Childhood & Education
He was born in Ballintubber, Queen's County (now County Laois), Ireland, but the Day-Lewis family moved to England in 1906. His mother died of cancer in 1908. He attended prep school in London but then attended a boarding school in Dorset. In October 1923 he went up to Wadham College, Oxford.
Life & Work
As he dedicated himself to poetry and he soon published his first volume of poetry “Beechen Vigil” in 1925. In 1927, his final year of college, he met fellow student W.H. Auden and helped him to edit Oxford Poetry 1927.
Cecil Day-Lewis made his reputation in the 1930s as one of the “Oxford Poets” and “Poets of the Thirties” - alongside with Auden, Stephen Spender, Louis MacNeice and others, also known as “MacSpaunday” and “Auden Group”. He also joined the Communist party in the 1930s, but quit the party in 1939 since he was disenchanted with revolutionary and radical left-wing ideas.
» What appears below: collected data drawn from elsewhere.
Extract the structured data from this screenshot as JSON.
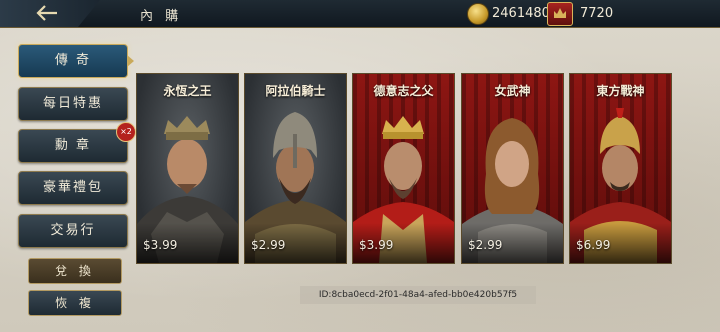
{
  "topbar": {
    "title": "內 購",
    "back_icon": "back-arrow-icon",
    "gold_amount": "2461480",
    "gem_amount": "7720",
    "gold_icon": "gold-coin-icon",
    "gem_icon": "premium-badge-icon"
  },
  "menu": {
    "items": [
      {
        "label": "傳 奇",
        "active": true
      },
      {
        "label": "每日特惠",
        "active": false
      },
      {
        "label": "勳 章",
        "active": false
      },
      {
        "label": "豪華禮包",
        "active": false
      },
      {
        "label": "交易行",
        "active": false
      }
    ],
    "medal_badge": "×2",
    "exchange_label": "兌 換",
    "restore_label": "恢 複"
  },
  "cards": [
    {
      "name": "永恆之王",
      "price": "$3.99",
      "bg": "gray"
    },
    {
      "name": "阿拉伯騎士",
      "price": "$2.99",
      "bg": "gray"
    },
    {
      "name": "德意志之父",
      "price": "$3.99",
      "bg": "red"
    },
    {
      "name": "女武神",
      "price": "$2.99",
      "bg": "red"
    },
    {
      "name": "東方戰神",
      "price": "$6.99",
      "bg": "red"
    }
  ],
  "footer": {
    "id_text": "ID:8cba0ecd-2f01-48a4-afed-bb0e420b57f5"
  },
  "colors": {
    "topbar": "#101820",
    "accent_gold": "#c9a95a",
    "curtain_red": "#8e1613"
  }
}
During the Second World War he worked as a publications editor in the Ministry of Information. His own work was now no longer influenced by his friend W.H. Auden and distanced himself from Auden with the publications of “Word Over All” in 1943[1], judged my many as his greatest work. In 1946 he worked as a lecturer at Camebridge University and was later a professor of Poetry in Oxford himself in 1951-1956.
Cecil Day-Lewis was married twice. In 1928 he married Mary with whom he had two children but divorced her in 1950. After his divorce from Mary he married actress Jill Bacon. They had two children, one of them being the Oscar-winning actor Daniel Day-Lewis. He died of cancer on May 22, 1972 with his family and friends around him.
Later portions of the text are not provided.